Les effets conjugués de la dévaluation du dinar opéré par les autorités, à l’effet de juguler le déficit budgétaire, et la dégradation des indices macroéconomiques sur lesquels est adossé le taux de change, ont sans doute contribué à accélérer cette descente aux enfers de la monnaie locale. «La demande en devise va crescendo, face à un dinar en surliquidité et qui s’érode à vue d’œil», estime le gérant d’un bureau de change d’Akbou. Au marché informel de la ville d’Akbou et des autres localités de la Soummam, 1 euro s’échangeait, la semaine dernière, contre 116 DA à l’achat et 114 da à la vente. Des intervenants de cette bourse «interlope» nous font savoir que le marché de la devise est principalement alimenté par les revenus de notre diaspora et des retraités de l’émigration.
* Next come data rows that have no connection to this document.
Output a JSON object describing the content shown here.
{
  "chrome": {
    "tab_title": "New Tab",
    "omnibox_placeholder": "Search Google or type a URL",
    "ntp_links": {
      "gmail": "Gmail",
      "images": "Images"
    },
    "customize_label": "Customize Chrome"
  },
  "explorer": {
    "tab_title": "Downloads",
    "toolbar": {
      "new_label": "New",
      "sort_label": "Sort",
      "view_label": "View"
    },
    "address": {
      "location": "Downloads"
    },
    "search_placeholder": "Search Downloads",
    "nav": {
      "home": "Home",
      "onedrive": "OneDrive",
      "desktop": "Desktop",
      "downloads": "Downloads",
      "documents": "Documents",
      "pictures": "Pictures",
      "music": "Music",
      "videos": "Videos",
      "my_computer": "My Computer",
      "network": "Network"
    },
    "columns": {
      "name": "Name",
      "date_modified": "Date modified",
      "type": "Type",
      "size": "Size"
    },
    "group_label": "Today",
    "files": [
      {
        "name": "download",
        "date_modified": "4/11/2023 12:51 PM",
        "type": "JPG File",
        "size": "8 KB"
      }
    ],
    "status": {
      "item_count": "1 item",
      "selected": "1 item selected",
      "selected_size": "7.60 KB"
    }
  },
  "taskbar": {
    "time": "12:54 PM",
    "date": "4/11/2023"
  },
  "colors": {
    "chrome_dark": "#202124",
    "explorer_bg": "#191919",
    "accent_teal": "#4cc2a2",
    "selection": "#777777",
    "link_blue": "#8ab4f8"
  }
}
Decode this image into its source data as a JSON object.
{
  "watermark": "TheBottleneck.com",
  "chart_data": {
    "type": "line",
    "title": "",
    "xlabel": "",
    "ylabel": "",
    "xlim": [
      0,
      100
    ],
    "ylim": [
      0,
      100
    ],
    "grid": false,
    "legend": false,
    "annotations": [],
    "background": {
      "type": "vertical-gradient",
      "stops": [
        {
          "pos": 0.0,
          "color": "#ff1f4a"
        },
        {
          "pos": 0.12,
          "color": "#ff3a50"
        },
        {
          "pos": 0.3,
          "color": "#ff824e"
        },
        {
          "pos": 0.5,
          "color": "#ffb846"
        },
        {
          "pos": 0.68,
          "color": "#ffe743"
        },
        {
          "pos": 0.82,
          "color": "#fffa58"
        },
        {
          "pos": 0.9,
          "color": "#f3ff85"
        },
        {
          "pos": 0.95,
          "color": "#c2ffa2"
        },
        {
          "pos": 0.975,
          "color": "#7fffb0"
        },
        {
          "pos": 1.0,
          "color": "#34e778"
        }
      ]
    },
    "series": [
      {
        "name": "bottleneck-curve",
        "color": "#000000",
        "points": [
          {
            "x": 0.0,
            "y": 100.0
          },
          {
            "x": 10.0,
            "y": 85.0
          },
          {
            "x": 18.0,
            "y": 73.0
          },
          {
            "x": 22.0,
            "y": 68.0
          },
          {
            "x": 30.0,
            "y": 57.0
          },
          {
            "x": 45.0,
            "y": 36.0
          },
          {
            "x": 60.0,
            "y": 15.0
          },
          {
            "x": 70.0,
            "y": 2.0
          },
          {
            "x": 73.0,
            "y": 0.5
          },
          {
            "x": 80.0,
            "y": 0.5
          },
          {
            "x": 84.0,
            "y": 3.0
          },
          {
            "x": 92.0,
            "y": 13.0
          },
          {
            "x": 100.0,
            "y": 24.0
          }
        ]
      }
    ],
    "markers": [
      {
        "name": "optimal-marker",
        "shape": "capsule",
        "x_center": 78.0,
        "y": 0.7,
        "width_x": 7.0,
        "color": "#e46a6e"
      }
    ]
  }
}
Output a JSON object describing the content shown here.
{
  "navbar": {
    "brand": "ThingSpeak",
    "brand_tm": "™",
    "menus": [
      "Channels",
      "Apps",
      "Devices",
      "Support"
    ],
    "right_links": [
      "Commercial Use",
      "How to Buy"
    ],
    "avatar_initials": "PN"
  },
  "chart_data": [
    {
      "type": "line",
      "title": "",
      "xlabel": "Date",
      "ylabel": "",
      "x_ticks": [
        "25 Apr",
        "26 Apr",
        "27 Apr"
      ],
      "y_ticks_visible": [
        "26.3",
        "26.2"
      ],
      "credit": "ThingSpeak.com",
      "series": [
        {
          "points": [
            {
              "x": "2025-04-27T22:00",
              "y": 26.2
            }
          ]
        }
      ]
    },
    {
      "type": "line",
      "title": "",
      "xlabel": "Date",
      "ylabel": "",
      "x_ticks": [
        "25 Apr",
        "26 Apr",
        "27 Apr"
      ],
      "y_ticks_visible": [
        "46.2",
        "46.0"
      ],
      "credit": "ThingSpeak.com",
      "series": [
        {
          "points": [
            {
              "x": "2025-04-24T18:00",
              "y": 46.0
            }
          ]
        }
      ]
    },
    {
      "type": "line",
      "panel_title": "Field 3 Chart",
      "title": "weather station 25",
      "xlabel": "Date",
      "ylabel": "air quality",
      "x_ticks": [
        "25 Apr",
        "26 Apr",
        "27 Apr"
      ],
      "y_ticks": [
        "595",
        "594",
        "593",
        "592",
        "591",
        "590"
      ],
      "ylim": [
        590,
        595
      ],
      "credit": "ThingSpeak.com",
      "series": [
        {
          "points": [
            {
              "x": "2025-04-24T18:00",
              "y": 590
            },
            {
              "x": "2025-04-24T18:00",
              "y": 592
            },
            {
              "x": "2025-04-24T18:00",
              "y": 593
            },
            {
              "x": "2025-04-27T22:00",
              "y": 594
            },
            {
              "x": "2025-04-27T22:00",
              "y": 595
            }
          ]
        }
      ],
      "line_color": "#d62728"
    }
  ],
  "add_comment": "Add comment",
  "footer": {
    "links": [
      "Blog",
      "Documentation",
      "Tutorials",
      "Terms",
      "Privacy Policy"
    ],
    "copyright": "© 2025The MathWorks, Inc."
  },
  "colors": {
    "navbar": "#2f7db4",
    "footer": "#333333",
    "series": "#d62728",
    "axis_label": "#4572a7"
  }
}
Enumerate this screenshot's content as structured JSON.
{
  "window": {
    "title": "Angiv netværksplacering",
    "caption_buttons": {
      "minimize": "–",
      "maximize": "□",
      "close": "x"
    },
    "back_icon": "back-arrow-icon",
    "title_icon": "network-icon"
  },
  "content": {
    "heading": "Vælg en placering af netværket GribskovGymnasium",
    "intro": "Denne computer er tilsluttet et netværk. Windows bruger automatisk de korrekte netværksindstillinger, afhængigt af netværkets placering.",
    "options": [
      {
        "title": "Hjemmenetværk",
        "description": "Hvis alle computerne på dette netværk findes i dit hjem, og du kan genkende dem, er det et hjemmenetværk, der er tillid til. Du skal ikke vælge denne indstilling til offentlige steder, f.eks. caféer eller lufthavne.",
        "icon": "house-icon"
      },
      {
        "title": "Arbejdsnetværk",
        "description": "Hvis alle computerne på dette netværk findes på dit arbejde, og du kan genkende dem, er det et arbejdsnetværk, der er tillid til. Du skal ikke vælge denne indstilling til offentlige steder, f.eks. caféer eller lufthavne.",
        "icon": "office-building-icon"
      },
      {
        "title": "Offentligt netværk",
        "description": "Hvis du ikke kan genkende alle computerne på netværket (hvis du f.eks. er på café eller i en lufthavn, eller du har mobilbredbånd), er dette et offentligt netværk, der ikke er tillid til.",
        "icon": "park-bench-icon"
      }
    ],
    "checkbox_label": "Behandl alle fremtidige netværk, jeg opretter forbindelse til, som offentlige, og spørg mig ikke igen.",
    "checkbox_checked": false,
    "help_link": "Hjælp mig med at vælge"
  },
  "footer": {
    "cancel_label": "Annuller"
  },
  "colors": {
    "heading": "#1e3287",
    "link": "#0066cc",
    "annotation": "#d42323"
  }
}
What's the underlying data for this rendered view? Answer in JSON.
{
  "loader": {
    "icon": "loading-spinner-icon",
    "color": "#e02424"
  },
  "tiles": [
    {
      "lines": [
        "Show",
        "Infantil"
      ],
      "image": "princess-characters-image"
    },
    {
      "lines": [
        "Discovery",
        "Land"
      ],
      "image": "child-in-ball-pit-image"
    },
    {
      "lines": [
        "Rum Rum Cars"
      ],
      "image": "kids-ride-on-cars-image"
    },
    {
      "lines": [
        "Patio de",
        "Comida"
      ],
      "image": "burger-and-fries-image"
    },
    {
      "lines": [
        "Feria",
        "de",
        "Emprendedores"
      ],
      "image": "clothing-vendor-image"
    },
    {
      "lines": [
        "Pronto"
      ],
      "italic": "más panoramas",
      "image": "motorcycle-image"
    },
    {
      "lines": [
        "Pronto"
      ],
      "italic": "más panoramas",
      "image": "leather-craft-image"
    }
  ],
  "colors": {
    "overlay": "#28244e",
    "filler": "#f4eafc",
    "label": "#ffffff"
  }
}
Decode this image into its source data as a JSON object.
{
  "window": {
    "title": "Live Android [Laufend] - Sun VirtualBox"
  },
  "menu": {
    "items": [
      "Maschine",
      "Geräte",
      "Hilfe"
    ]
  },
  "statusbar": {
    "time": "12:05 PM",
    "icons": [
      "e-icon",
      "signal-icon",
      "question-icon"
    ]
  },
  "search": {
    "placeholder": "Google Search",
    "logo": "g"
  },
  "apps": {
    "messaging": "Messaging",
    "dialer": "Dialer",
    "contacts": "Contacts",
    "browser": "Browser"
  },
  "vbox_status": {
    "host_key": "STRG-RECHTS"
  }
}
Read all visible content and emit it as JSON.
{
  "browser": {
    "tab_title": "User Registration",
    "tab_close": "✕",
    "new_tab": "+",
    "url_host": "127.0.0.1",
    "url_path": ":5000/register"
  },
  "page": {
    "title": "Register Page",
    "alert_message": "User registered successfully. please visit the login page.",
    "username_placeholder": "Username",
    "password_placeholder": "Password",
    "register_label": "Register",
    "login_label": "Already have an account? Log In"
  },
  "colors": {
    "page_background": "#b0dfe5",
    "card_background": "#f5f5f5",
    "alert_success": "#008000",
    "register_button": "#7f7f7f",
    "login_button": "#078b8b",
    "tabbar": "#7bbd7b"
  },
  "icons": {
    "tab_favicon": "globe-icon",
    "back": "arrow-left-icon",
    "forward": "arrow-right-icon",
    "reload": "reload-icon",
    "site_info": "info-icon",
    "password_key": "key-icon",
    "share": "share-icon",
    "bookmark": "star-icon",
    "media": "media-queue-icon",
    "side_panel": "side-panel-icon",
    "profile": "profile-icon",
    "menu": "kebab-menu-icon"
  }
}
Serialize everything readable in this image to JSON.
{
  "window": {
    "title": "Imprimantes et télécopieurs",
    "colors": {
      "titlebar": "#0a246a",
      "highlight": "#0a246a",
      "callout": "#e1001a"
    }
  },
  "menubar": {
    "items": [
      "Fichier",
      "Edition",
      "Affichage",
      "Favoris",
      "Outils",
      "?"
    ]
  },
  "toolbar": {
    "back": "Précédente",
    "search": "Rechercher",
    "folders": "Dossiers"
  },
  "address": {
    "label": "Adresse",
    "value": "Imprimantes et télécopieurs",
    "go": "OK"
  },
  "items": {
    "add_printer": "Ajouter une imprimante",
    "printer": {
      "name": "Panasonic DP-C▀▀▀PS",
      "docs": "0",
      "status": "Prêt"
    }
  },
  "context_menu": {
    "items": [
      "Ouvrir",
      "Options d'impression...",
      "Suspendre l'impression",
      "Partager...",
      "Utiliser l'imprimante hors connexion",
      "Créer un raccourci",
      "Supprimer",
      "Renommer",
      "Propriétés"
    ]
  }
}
Il est, par ailleurs, constaté une tendance au tarissement de la source délictuelle de la devise générée, notamment, par les opérations de surfacturation des biens d’équipement et de consommation.

La méfiance qu’inspire un dinar en constante perte de vitesse et l’effet psychologique induit par la crise ont favorisé l’émergence de réflexes de thésaurisation en euro et accessoirement en dollar américain. «Cette ruée à investir tout le stock de liquidités dans les devises étrangères, confortées dans leur place de monnaies-refuges, dope le marché des devises et génère leur flambée», confie un banquier.

A se fier à certaines indiscrétions, de nouvelles catégories de demandeurs ont fait irruption dans cette sphère informelle, créant un appel d’air et partant, un raffermissement des cours de la devise. «A côté des clients algériens traditionnels, il y a de plus en plus d’étrangers comme les subsahariens et les Chinois qui s’approvisionnent en grosses quantités de devises, pour ensuite les rapatrier dans leurs pays d’origine», révèle un «cambiste» habitué de la place.

Des observateurs avertis de la finance subodorent que la dérive du dinar n’est pas près de s’estomper. Bien au contraire. «La monnaie est le miroir de l’économie. Tant que notre économie n’est pas performante, ce qui n’est pas pour demain, il ne faut pas espérer un miracle», tranche un retraité de la finance.